The sources for most of the answers are the Currency and Coin Frequently Asked Questions page on the FRB Services (Federal Reserve Bank Services) site and Currency and Coin Services on the Federal Reserve Board’s site. For more on coin circulation issues during the pandemic, see the box in this blog post.
Businesses collect and deposit coins in depository institutions such as commercial banks. The banks send coins they don’t need for their customers through “correspondent” banks or directly to the 28 cash offices of the 12 regional Federal Reserve banks. The St. Louis Fed is one of the Reserve banks.
The Reserve banks take orders for coins and distribute them—both those already in circulation and new ones—to approximately 8,400 banks, savings and loans, and credit unions. The Reserve banks store some coin in their vaults, but also contract with coin terminals operated by armored carriers to store, receive and distribute coins.
The Reserve banks accept coins that can be legally used as money in the U.S., but not seriously damaged, foreign or counterfeit coins.
No. Reserve banks take deposits only from commercial banks and other depository institutions. Check with your bank or other local institutions to see if they accept coins. You also could use a coin-counting kiosk, found at some grocery and big box stores.

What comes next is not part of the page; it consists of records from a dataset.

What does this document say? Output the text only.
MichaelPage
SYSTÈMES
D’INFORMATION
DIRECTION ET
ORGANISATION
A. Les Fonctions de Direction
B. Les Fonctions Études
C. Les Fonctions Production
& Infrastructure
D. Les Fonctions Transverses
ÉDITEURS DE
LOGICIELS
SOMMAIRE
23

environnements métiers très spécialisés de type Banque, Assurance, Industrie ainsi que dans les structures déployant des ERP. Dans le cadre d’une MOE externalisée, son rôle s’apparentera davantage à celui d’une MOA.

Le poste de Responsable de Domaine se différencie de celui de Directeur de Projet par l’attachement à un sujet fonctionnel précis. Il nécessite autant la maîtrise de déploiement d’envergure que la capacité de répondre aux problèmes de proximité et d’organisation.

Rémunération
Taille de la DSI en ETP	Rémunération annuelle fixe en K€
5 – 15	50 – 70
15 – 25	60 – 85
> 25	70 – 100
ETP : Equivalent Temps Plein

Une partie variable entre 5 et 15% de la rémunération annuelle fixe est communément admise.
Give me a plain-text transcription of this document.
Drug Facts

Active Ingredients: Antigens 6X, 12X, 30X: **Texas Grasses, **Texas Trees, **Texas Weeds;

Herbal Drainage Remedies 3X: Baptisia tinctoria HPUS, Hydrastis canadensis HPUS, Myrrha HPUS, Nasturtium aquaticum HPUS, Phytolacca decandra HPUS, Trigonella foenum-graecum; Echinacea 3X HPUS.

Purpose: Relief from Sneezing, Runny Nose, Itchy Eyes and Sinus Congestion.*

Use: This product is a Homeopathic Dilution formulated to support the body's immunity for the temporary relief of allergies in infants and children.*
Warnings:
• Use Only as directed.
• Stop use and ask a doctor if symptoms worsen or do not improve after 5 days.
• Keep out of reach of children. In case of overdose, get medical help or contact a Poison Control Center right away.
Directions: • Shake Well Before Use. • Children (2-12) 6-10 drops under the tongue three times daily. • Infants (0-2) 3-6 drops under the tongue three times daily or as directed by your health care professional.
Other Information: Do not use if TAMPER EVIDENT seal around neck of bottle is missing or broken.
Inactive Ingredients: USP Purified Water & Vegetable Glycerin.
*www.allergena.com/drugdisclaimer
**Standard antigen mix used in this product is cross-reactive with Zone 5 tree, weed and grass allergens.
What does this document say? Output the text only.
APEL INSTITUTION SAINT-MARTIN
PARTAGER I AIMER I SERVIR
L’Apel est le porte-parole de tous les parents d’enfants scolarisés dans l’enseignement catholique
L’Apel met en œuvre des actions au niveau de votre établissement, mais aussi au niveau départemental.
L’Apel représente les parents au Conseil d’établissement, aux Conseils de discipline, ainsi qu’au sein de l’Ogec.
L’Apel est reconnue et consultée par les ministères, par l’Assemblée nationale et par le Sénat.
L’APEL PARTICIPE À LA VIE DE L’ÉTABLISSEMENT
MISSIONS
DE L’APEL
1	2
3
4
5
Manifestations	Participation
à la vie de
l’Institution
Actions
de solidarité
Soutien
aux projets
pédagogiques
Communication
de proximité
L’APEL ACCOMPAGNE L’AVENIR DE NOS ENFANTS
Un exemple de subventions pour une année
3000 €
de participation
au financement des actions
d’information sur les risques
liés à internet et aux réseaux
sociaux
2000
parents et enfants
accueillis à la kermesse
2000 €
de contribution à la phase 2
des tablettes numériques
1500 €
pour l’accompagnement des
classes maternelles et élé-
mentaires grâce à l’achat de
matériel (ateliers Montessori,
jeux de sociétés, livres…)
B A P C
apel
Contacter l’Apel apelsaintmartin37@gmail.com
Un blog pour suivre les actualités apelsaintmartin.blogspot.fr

The United States Mint, a federal agency, is the only manufacturer of coins that can legally be used as money in the U.S.
The Reserve banks buy coins at face value from the Mint. They store the coins and use them to fill orders from depository institutions, which supply coins to their customers.
The Federal Reserve banks give coin order information and forecasts to the Mint. The Federal Reserve System’s Cash Product Office, headquartered in the San Francisco Fed, oversees Reserve banks’ cash departments.
Contact commercial banks about getting new coins or replacing worn ones. Neither the Fed nor the Mint sells new coins directly to the public for circulation, though the Mint does sell coins for commemorative purposes.
Before the COVID-19 pandemic, there were enough coins moving around the economy. The U.S. Treasury estimates that as of April the total value of coin in circulation was $47.8 billion, up from $47.4 billion a year earlier.
All those coins are still there, so enough coins remain in the economy. But when businesses and banks closed because of the pandemic, coins didn’t make their way around as quickly.
“The slowed pace of circulation has reduced available inventories in some areas of the country,” the Federal Reserve Board noted in a Frequently Asked Questions webpage on the issue.
So what’s being done?
The Mint also is making coins as fast as it can, but—like other manufacturers—has to be on the lookout for COVID-19, Fed Chair Jerome Powell said during the press conference following the July Federal Open Market Committee meeting.
“It’s a significant issue,” Powell said of coin circulation. “We’ve got a lot of resources on it, and we do feel like we’re making progress.”